There were a national cooperative bank, national cooperative agricultural and mortgage banks, a national cooperative insurance company, a cooperative college, a national consumer wholesale and other secondary co-operative societies, etc. In passing, it was even projected that the nationalized state industries were to be placed under a form of cooperation, mainly found in Europe and called cooperative corporations, which are managed by governing boards consisting of representatives of the government representing the people, consumers and producers.
Forbes Burnham loved to remind his audience that it was when he was in the wilderness of the opposition in 1961 that he and his party decided to adopt cooperatives as the means to build socialism in Guyana. What he never said but everyone knows is that by 1961, the deal to work with myriad forces to remove Cheddi Jagan from government, largely on the grounds of his Soviet Marxism, had already been made. Burnham was a socialist, but even if he wanted to, at that period he could not have attached his party to international communism.
Indeed, a distinct differentiation from soviet communism was required, and not without justification the PNC argued that ‘In many socialist societies, where certain institutions play important roles or some tendency is emphasised, the path to socialism is identified by the institution or tendency’ (Policy Paper. op cit). The Soviet Union had the Soviet, Tanzania had ‘Ujaama,’ and Yugoslavia emphasised ‘workers’ self-management’ as the most suitable instruments for developing socialism.
Thus, with hindsight the cooperative socialist venture was destined to fail, not because of the negative tendencies inherent in socialism and cooperativism but because any non-capitalist approach to radically transform the socio/economic condition of the working people would have faced enormous internal and external resistance. To confront this would have required working class unity at the very least, but for its own survival the PNC, which came to power as an alternative to the PPP, could not associate too closely with that party and instead, their relationship added another layer of resistance.
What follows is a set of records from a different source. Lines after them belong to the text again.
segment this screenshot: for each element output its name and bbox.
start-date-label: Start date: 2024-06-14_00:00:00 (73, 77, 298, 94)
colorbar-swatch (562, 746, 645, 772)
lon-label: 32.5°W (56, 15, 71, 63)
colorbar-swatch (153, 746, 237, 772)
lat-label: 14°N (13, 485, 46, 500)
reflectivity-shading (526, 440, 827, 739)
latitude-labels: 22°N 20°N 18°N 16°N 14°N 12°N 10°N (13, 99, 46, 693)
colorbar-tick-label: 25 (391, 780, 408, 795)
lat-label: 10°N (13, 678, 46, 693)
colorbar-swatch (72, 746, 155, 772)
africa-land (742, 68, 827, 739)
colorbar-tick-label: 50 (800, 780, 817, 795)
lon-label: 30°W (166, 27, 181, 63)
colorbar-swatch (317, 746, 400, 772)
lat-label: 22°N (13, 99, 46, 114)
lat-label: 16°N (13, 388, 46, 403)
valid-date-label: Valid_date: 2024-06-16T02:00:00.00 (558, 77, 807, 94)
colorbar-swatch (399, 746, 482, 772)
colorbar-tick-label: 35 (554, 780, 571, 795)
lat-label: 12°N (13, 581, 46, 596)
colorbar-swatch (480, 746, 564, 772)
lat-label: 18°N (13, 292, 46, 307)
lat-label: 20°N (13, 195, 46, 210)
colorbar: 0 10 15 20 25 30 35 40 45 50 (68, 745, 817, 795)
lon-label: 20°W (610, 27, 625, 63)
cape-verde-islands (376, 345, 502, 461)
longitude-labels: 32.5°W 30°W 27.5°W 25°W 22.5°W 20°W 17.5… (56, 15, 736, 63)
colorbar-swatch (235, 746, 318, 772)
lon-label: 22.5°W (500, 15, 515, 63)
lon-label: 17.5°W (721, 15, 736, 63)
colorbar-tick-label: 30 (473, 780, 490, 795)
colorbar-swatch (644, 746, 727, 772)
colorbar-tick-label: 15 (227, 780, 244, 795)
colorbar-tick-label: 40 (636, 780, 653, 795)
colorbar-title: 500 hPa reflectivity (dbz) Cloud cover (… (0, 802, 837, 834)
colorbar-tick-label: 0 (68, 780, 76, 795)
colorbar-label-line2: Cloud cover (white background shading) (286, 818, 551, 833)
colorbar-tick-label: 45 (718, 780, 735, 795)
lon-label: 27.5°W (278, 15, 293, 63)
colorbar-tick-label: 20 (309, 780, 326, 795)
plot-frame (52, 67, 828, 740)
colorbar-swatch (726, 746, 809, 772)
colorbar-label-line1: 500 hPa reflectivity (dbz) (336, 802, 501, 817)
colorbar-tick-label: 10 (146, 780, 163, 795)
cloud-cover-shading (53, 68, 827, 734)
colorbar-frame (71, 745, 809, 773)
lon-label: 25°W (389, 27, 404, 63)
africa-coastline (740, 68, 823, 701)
Those seeking a more cohesive society must appreciate the holistic nature of their challenge and in that context seek to identify and utilise national and communal psychological or historical symbols, provide adequate supportive mechanisms and establish a national united front that is supportive of their efforts. The latter is crucial: if it is not done, like the PNC’s earlier effort, at the very best, the result will be ‘social cohesion lite’ – lots of exhortations, the handing out of a few bicycles, a few more cultural presentations, etc., all to little avail!.